3. LSIDs provide a great way of solving the ontology-segmentation problem

In the meantime, while we still have mega-ontologies and still need to download and reason over them, ontology segmentation keeps coming into my mind as a possible solution. But how does it fit into the semantic web vision? Well, we'd need a way of naming individual nodes in an ontology without using #document_fragments (since those are interpreted client-side). One possibility is to however I'm a bit concerned that we will be tempted to put the isa hierarchy into the path and then use it in "casual reasoning", which would be nasty. What I really like is the idea of naming nodes by LSID, and having the LSID metadata resolution return only the portion of the ontology that is relevant to the interpretation of that node. I should probably write an entire post on this issue, since there are all sorts of additional reasons that I have come to this conclusion...

4. Ontological predicates can be thought of as, and mapped to, Web Services.
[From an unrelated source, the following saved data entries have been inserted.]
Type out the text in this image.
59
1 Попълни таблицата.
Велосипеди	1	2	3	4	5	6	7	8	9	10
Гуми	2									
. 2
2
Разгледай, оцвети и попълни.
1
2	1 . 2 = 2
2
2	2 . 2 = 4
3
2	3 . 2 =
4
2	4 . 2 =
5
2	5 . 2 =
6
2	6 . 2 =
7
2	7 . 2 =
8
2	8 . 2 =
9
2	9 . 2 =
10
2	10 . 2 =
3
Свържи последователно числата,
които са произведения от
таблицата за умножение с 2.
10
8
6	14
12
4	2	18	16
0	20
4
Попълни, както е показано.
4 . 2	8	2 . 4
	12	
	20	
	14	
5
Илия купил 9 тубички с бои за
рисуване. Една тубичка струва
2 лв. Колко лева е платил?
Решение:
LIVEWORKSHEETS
This is the core of the CardioSHARE architecture. It stemmed from the observation that, if we "surf" through BioMoby services and generate an RDF document of the data that goes into and out of a service, the predicates that join the input and output have a relationship to the Web Service that generated them... so why not just turn this on its head and say that the Subject of the SPO triple represents the input, the Predicate of the SPO triple represents a Web Service, and the Object of the SPO triple represents the output. In that case, OWL individuals of the Subject class can be fed into a Web Service identified by the OWL predicate and the output of that Web Service should be individuals of the Object OWL class. Moreover, knowing the type of input, and the type of service (the subject and predicate) is precisely a BioMoby registry query, so the process of discovering and transacting that service could be automated. A little wrapper around DIG and we're off to the races, having merged the disparate worlds of the Semantic Web and Web Services!! Hopefully I'll be able to post a link to the prototype of this architecture within the next couple of months...

Right, that's enough spouting-off for one day. Let the flames begin!!!